The next global gathering for World Youth Day will be in Panama City in January 2019, where Pope Francis is expected to preside.

“Dear young people, you have it in you to shout,” the pope said. “It is up to you not to keep quiet. Even if others keep quiet, if we older people and leaders keep quiet, if the whole world keeps quiet and loses its joy, I ask you: Will you cry out?”

“Please, make that choice, before the stones themselves cry out,” Francis said, referring to a line from Jesus in the traditional Palm Sunday reading from the Gospel.

The Palm Sunday Mass opened a busy Holy Week for the pontiff, which will culminate with the traditional Holy Thursday Mass, Good Friday service, Easter vigil, and then the Easter Sunday Mass. Before beginning the Mass, Francis blessed the palms for the service in front of the towering obelisk in St. Peter’s Square.

Earlier in the homily, Francis referred to the Gospel story of Jesus’ entry into Jerusalem, styling the various ways his arrival was interpreted and framed as an early exercise in what today would be known as media “spin.”

“Another kind of shouting comes from, the fierce cry of those who shout out: ‘Crucify him!’” the pope said.

“It is not spontaneous but already armed with disparagement, slander and false witness,” Francis said. “It is the voice of those who twist reality and invent stories for their own benefit, without concern for the good name of others. The cry of those who have no problem in seeking ways to gain power and to silence dissonant voices.”

It is, Francis said, “the cry that comes from ‘spinning’ facts and painting them such that they disfigure the face of Jesus and turn him into a ‘criminal’.”

“It is the voice of those who want to defend their own position, especially by discrediting the defenseless,” he said. “It is the cry born of the show of self-sufficiency, pride and arrogance, which sees no problem in shouting: ‘Crucify him, crucify him’.”

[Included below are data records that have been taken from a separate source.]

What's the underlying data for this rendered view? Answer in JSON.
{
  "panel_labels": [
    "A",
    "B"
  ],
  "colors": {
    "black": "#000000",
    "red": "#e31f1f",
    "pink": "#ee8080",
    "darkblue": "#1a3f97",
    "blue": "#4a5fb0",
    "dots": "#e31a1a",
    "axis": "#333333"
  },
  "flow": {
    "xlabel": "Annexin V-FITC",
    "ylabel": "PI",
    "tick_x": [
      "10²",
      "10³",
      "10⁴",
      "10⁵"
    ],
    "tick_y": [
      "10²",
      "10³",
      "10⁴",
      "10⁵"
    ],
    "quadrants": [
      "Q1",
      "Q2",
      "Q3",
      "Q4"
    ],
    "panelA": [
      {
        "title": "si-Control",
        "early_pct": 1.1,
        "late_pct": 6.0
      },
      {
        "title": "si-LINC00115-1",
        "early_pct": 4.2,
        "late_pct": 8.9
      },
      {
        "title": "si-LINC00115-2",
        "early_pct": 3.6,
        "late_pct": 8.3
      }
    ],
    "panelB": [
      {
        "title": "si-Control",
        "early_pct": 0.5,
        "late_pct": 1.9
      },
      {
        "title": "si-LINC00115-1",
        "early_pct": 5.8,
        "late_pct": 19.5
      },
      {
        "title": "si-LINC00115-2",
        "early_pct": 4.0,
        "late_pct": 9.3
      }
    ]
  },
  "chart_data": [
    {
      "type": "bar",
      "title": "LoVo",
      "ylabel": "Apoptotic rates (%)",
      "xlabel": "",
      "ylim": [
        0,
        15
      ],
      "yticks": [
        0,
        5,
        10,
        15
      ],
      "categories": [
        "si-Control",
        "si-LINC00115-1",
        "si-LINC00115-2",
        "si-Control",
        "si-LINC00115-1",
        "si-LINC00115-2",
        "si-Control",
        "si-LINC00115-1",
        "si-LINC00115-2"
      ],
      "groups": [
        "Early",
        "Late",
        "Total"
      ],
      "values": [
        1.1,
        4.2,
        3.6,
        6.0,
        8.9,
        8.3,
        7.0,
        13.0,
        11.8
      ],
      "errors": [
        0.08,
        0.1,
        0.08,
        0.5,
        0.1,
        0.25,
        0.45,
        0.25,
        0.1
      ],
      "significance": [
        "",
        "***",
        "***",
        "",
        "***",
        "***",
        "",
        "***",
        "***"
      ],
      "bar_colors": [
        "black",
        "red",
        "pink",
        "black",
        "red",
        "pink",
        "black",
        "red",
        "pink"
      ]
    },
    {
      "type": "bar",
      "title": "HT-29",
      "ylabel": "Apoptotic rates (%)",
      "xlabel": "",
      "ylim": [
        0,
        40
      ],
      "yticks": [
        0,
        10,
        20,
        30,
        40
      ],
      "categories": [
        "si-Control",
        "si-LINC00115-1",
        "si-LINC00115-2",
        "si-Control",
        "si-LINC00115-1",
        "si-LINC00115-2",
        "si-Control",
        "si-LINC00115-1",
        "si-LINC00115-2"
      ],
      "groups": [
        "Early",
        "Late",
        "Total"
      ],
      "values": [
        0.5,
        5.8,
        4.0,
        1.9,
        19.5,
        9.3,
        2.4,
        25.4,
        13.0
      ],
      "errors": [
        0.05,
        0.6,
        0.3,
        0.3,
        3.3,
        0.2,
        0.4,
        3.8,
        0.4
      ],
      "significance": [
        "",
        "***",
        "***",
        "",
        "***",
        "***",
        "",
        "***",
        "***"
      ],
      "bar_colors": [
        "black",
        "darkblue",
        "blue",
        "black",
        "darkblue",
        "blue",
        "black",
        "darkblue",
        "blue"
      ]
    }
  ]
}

The answer to that kind of “spin,” the pope said, is to look to Christ on the Cross.

“Faced with such people, the best remedy is to look at Christ’s cross and let ourselves be challenged by his final cry,” he said.

“He died crying out his love for each of us: young and old, saints and sinners, the people of his times and of our own,” the pope said. “Looking at the cross means allowing our priorities, choices and actions to be challenged. It means questioning ourselves about our sensitivity to those experiencing difficulty.”

The pontiff included a special warning for youth in his Palm Sunday message.

“Dear young people, the joy that Jesus awakens in you is a source of anger and irritation to some, since a joyful young person is hard to manipulate,” he said.

The pope’s reference to youth comes a day after a special gathering of 300 Catholic youth from around the world wrapped up in the Vatican, intended to provide input for a Synod of Bishops set for October on the themes of youth and vocational discernment.

The concluding document of that pre-synodal meeting of youth was to be presented to Francis at the conclusion of the Palm Sunday Mass by a young person from Panama, the site of the next World Youth Day.